Each student has to have their abstract reviewed and approved to be able to attend the NCUR conference, according to Lyden. The SURSCA student committee reviews the applications in a non-identifiable way so that there are no conflicts of interest.

“I am very impressed with the student committee. They are very professional. They are sometimes harder critics on the applications than I would be,” said Lyden. 

Graef is presenting a poster explaining SURSCA at the NCUR conference. Currently only UW-Stout and UW-LaCrosse have similar programs to SURSCA.

“I want my presentation to help promote SURSCA to other campuses around the nation,” said Graef. “I want to show what SURSCA has done for promoting undergraduate research at UWRF.”

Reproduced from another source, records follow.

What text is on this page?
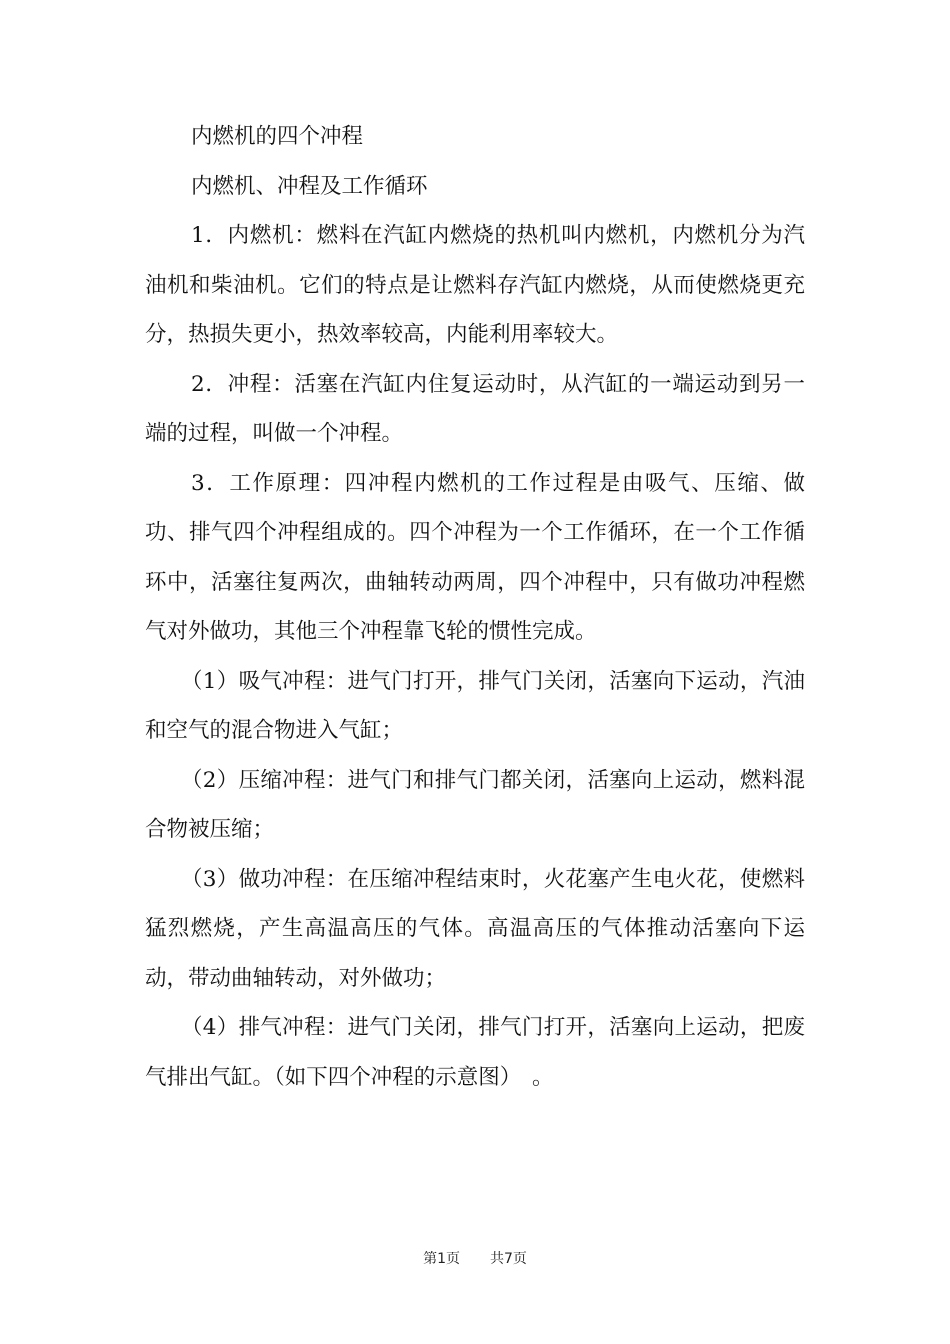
内燃机的四个冲程

内燃机、冲程及工作循环

1．内燃机：燃料在汽缸内燃烧的热机叫内燃机，内燃机分为汽油机和柴油机。它们的特点是让燃料存汽缸内燃烧，从而使燃烧更充分，热损失更小，热效率较高，内能利用率较大。

2．冲程：活塞在汽缸内住复运动时，从汽缸的一端运动到另一端的过程，叫做一个冲程。

3．工作原理：四冲程内燃机的工作过程是由吸气、压缩、做功、排气四个冲程组成的。四个冲程为一个工作循环，在一个工作循环中，活塞往复两次，曲轴转动两周，四个冲程中，只有做功冲程燃气对外做功，其他三个冲程靠飞轮的惯性完成。

（1）吸气冲程：进气门打开，排气门关闭，活塞向下运动，汽油和空气的混合物进入气缸；

（2）压缩冲程：进气门和排气门都关闭，活塞向上运动，燃料混合物被压缩；

（3）做功冲程：在压缩冲程结束时，火花塞产生电火花，使燃料猛烈燃烧，产生高温高压的气体。高温高压的气体推动活塞向下运动，带动曲轴转动，对外做功；

（4）排气冲程：进气门关闭，排气门打开，活塞向上运动，把废气排出气缸。（如下四个冲程的示意图）　。

第1页 共7页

The students attending the NCUR conference can partake in many activities. Students present their topics then are free to see other students’ presentations, listen to the plenary speakers, the professional speakers, and can go on field trips.

Some of these field trips include visiting the National Bison Range Wildlife Refuge, the Lee Metcalf National Wildlife Refuge and the Smokejumper Center and Firelab.

Students at the NCUR conference will also be blogging about their experiences, according to Lyden. This blog is available at http://sursca-uwrf.blogspot.com.

Other participating schools include Whitewater, UW-Eau Claire, UW-Stout, UW-LaCrosse, UW-Platteville, the University of Minnesota, Hamline University, St. Scholastica and St. John’s/St. Ben’s. 

The NCUR conference should be educational for the students, according to Lyden.

“UWRF always comes off very well at this conference,” said Lyden. “People have come to recognize that UWRF is a major player in undergraduate research and is among the best in the nation.”